China: vendas a retalho…

Por fim, o diferencial de valorização entre os EUA e a Europa pode-se reverter em face do que acima foi descrito. As empresas europeias são cada vez mais sustentadas, com maior previsibilidade e resiliência de resultados, com os agentes económicos a abraçar rapidamente as grandes tendências tecnológicas, implícitas na transição energética, na mobilidade laboral, no desafio da longevidade humana e na emergência da economia circular. Não podemos ignorar também o facto de que os agregados macroeconómicos, níveis de dívida, défice fiscal e superavit comercial, comparam bastante bem com a economia americana. Por seu turno, do lado do consumidor há que realçar que depois do fim do surto da inflação, podemos também assistir ao princípio do fim da grande frustração do consumidor europeu, onde os níveis elevados de poupança e as valorizações das casas deverão elevar a propensão ao consumo. A guerra na Europa desviou as atenções, mas acima de tudo, acabou por tornar prioritário aquilo que muitos ainda viam como acessório, acelerando a autossuficiência energética europeia. A prazo esta autossuficiência energética é um sinónimo de uma muito maior competitividade.

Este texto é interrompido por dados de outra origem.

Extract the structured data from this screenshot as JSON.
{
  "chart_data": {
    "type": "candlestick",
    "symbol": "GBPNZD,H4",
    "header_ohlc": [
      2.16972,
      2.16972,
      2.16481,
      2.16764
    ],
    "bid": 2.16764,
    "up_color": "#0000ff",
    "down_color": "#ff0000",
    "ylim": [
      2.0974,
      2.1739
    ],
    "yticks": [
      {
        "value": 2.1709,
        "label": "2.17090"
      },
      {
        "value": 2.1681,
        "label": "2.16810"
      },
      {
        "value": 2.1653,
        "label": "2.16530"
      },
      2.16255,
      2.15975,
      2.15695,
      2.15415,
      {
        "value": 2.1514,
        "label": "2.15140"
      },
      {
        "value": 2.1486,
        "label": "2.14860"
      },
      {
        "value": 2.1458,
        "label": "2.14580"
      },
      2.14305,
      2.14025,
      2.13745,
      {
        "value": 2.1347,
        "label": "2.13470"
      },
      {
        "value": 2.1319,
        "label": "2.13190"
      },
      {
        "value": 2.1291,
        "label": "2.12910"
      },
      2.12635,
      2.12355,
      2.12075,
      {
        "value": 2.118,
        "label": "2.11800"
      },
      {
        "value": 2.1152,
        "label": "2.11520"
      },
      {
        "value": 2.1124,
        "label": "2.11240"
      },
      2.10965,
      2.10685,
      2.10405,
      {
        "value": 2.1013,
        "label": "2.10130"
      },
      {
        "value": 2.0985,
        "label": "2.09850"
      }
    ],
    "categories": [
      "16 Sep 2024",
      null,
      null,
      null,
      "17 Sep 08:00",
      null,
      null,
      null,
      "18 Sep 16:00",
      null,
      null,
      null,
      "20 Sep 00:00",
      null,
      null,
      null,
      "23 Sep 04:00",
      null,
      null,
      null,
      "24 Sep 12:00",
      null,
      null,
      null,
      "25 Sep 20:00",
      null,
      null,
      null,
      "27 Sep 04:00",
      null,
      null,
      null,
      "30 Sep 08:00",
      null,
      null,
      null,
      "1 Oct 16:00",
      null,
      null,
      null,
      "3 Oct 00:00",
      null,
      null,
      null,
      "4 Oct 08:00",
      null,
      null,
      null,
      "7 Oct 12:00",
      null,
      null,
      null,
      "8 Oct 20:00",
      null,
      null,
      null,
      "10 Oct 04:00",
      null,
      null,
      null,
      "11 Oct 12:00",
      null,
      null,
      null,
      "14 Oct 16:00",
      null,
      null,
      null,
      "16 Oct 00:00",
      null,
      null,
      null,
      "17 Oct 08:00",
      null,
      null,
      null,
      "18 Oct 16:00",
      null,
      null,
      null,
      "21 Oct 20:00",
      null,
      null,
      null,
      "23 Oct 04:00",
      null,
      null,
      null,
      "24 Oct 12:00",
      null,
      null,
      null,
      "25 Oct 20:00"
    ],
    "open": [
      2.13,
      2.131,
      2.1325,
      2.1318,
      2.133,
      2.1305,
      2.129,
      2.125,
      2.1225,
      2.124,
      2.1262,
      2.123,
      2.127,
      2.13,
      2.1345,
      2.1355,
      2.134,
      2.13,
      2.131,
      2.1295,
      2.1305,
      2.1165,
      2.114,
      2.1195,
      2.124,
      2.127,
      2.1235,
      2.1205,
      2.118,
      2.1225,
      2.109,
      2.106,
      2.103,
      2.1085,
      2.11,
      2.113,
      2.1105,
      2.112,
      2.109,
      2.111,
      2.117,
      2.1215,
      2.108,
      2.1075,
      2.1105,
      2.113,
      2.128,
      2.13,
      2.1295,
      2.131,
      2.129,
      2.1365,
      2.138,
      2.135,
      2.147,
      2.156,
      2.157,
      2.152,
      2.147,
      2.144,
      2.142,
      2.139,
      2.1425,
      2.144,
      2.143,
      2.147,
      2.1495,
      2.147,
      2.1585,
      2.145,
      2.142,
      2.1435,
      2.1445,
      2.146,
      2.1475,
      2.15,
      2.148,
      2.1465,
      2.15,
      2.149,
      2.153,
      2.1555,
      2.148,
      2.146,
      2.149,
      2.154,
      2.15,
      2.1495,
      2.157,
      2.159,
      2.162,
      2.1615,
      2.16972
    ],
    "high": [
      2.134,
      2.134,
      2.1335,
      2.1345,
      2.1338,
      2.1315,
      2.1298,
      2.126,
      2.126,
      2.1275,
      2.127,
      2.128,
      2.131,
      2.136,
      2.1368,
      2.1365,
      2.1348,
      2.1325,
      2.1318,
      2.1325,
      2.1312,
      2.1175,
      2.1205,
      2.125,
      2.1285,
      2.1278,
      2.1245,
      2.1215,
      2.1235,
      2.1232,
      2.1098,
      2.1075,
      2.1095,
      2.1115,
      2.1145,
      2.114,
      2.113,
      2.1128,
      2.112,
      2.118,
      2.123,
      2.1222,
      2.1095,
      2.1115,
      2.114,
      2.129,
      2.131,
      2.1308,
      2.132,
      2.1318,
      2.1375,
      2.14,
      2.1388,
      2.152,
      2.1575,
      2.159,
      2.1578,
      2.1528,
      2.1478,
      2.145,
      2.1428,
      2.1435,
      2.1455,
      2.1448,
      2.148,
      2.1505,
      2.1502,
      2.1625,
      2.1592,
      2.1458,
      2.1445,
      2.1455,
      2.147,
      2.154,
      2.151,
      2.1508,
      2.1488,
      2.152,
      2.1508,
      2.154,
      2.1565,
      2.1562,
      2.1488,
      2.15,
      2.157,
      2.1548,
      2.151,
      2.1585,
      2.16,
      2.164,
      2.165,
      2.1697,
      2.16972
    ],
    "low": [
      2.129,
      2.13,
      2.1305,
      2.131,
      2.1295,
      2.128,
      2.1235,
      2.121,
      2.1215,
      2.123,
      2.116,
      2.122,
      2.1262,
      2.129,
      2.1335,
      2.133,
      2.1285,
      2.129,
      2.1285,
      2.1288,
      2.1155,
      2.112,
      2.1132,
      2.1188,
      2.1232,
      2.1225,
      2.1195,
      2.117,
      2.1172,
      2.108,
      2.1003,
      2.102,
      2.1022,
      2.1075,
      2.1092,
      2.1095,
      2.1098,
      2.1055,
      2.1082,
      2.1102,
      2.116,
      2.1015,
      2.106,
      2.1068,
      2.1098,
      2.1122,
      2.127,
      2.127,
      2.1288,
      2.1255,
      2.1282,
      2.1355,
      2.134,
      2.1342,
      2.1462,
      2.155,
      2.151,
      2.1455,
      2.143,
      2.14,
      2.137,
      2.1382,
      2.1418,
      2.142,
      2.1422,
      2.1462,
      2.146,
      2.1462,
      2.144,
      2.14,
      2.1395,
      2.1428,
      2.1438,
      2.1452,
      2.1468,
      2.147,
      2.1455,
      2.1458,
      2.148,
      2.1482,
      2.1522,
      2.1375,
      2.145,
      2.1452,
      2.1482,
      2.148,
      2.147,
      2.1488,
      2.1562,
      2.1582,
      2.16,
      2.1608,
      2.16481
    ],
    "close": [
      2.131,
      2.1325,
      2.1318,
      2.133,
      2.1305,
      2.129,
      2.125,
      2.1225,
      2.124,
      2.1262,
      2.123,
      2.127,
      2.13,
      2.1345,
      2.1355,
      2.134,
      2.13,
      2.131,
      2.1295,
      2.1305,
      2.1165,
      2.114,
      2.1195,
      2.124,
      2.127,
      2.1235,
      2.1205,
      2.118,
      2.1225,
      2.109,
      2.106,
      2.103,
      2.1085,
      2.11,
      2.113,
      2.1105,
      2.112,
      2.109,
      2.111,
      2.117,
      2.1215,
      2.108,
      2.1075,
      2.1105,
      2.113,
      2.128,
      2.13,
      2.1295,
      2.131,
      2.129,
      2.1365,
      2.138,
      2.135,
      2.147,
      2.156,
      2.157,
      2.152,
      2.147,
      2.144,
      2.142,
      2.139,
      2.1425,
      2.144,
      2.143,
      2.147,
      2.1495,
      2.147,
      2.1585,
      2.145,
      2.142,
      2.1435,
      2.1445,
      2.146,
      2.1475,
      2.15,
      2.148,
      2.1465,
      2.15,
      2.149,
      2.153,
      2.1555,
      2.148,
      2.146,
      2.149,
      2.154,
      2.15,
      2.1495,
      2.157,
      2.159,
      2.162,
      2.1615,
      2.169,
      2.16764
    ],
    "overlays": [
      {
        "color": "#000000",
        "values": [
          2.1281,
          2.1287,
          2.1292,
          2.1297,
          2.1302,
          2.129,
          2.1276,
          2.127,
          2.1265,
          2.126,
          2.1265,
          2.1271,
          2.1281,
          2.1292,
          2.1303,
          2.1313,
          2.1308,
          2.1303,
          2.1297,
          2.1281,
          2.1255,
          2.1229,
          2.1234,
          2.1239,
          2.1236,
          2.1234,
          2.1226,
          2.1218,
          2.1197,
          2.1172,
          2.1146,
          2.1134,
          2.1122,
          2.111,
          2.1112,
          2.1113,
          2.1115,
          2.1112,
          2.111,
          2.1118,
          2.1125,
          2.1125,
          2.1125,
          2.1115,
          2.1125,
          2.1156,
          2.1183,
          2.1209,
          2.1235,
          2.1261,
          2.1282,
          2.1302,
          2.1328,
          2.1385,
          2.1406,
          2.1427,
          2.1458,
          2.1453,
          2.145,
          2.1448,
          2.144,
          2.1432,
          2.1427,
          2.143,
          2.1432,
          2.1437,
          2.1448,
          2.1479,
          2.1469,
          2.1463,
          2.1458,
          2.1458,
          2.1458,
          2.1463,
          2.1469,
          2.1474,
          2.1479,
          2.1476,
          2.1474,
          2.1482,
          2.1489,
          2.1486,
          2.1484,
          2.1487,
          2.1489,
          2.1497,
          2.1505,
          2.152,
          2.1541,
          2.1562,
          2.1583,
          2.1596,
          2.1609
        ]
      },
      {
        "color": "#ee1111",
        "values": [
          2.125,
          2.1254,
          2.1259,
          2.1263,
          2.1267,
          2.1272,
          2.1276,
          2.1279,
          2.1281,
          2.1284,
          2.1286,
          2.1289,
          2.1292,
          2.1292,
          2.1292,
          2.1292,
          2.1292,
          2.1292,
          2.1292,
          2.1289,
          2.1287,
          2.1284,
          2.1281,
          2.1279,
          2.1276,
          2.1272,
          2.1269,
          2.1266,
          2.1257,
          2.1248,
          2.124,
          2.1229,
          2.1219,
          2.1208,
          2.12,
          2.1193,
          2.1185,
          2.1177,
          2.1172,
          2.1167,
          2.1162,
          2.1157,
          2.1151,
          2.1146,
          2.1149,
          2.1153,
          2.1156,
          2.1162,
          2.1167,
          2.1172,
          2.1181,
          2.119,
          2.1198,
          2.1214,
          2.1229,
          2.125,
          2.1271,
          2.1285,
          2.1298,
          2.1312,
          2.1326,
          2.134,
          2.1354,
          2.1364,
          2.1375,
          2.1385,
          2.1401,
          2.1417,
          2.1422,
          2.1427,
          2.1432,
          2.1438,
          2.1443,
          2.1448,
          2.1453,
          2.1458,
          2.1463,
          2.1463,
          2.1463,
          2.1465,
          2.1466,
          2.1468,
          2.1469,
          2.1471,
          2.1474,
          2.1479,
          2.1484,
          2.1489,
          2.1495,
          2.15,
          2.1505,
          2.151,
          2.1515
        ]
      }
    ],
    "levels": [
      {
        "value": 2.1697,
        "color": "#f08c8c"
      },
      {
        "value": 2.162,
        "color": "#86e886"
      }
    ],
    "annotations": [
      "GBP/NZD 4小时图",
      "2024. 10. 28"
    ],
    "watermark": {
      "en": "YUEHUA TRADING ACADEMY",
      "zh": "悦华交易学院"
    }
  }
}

EUA versus Europa: múltiplos de resultados…

O que se conclui com o regresso do majestoso Touro Branco é que a princesa Europa está empenhada em resolver os seus problemas estruturais do passado, liderando o mundo na mais importante revolução política, económica, social e tecnológica de sempre, a grande conquista da sustentabilidade do planeta Terra. Talvez por isso, esta não é altura para querer encontrar na história as respostas que antecipam o comportamento futuro dos mercados financeiros, mas sim, o momento de não termos receio de montarmos o Touro Branco e rescrevermos de novo a grandeza da história europeia.